6 STEPS FOR RECOVERY AFTER A CAR ACCIDENT INJURY
Welcome to the Mobility Plus Chiropractic patient resource for car accident injury diagnosis, treatment and relief
Hi, I’m Dr. Justin Guy, the owner and Chiropractor at Mobility Plus Chiropractic. This is my story.
Exactly one year ago I was involved in a serious car accident.
I was driving on the highway when a transport truck pulled up beside me and pushed me out of my lane. In a matter of seconds, my front-end was wedged underneath the back-end of a transport truck, while moving at over 100km/hr sideways. The way my car was crushed by the transport’s rear wheels left just enough room for my legs and torso; miraculously, I walked away relatively unscathed. I’m lucky and very grateful for having survived. I could have easily suffered from severe and chronic neck pain and back pain as a result. I’m so grateful.
The reason I feel compelled to tell you about this is that I couldn’t imagine hearing about a similar event happening to someone I care about. Replicating my remarkable luck in a similar situation doesn’t seem possible.
I could not have avoided what happened to me, yet most accidents can be avoided with a healthy appreciation for safety. Here’s my advice: Don’t touch your cell phones. Any text your planning to send can wait. Keep both hands on the wheel. Trust me, when something happens, it happens fast. Your reaction speed needs to be spot on. Please don’t rush. Weigh the risk versus the reward. The extra 5 minutes at home is likely not worth the risk that aggressive driving brings.
If something does go wrong, the steps you take to manage your injuries are vital. Here are 6 key recommendations for promoting your physical recovery.
Here are the 6 steps for promoting recovery after a motor vehicle accident
The shock and rush of adrenaline often experienced after an accident can mask injury, so pain cannot be used as an indicator of damage. Imaging such as x-ray, ultrasound and MRI may be necessary to rule out fractures, severe tissue damage and joint instability.
2: Keep moving.
Once fracture and instability have been ruled out, start moving as much as you can tolerate. Movement will flush away inflammation and limit the muscle tension that will gradually build over the first few weeks. Only extend your range of motion to what you can handle; lots of pain-free movement is the goal. Avoid the use of a cervical collar unless fracture or spinal instability has not been ruled out.

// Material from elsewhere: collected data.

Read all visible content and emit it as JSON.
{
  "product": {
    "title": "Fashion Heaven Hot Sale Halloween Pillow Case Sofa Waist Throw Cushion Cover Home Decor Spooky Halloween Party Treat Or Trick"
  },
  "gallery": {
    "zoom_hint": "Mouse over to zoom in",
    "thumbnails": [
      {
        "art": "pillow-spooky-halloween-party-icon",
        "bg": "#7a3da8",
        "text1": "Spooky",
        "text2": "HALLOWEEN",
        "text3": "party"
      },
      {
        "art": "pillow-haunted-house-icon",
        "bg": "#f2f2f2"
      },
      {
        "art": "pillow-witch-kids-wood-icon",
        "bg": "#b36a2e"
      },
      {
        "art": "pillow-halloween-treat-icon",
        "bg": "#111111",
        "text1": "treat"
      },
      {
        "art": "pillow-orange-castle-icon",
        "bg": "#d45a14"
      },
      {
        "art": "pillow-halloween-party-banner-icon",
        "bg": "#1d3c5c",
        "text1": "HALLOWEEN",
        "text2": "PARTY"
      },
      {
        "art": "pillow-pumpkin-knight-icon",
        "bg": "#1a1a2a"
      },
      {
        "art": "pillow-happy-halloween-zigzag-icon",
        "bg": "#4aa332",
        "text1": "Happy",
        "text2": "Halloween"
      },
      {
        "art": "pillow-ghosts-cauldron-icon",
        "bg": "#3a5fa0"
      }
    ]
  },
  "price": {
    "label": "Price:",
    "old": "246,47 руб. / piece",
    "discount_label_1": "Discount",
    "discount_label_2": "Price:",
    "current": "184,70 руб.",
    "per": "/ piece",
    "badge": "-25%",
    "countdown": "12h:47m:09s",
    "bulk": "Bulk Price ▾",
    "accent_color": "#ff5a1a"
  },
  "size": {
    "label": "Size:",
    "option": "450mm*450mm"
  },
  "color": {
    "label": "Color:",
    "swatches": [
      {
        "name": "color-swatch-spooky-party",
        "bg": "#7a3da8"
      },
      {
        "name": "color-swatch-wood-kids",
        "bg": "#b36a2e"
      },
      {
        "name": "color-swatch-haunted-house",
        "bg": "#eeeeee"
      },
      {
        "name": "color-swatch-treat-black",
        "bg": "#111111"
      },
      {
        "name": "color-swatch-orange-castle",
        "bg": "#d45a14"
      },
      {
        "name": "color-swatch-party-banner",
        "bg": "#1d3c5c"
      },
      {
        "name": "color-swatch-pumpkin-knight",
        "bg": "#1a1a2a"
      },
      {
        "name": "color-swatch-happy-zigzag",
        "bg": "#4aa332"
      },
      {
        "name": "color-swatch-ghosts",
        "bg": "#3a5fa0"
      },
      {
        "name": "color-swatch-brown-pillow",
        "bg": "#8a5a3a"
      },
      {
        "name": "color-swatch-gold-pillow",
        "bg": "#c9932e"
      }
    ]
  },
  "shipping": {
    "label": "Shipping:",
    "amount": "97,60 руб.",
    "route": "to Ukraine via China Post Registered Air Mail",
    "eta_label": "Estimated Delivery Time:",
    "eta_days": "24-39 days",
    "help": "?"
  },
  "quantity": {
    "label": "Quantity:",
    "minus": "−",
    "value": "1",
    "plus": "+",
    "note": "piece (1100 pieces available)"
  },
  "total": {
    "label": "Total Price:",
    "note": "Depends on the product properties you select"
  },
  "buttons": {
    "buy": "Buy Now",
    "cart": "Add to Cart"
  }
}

3: Carefully apply heat and ice.
Never use heat after an acute injury, especially if there is any chance of inflammation; heat can typically be incorporated after the first or second week to aid with relaxing the building muscle tension. The application of ice to a painful area shortly after the injury will help to ease pain. However, ice slows down the metabolic activity of our immune system cells and will create a sluggish healing process. Only apply ice to your body if you need pain relief. Follow this rule of thumb: 10 minutes with ice on the injured area alternated with 10 minutes off. This will prevent the tissue from getting too cold. You can read more about using heat and ice to treat soft tissue injuries here.
4: Stay hydrated.
Drink at least 2 litres of electrolyte-enriched water per day. Tissue hydration is critical to optimizing the effectiveness of our immune system, which is working overtime after injury. Dehydration will exacerbate muscle tension and create a barrier to recovery.
5: Feed your Parasympathetic Nervous System.
A motor vehicle accident will cause a spike in sympathetic activity (better known as our “fight or flight” response system) that creates emotional and physiological stress. Parasympathetic breathing exercises (“belly breathing”) will help counteract the sympathetic system’s over-activity by slowing the heart rate, reducing anxiety and reducing overall stress in the body. Start by taking a deep breath in, letting your belly expand forward and fill your lungs. Very slowly release as much air from your lungs as possible. Repeat 10 times.
6: Seek rehabilitative treatment.
The sooner the rehabilitation process is initiated, the quicker the recovery and the lesser the risk of chronic ailments. Your insurance company will give you $3500 minimum to spend as you see fit on services and products to help with your recovery.
Musculoskeletal injury specialists such as chiropractors and physiotherapists can assess injuries and construct well-designed program of care. Treatments can ease pain, while improving range of motion and restoring strength and mobility. A targeted exercise program, pain-relieving modalities, hands on therapy and specific self-care strategies will be a crucial component to getting you back on your feet.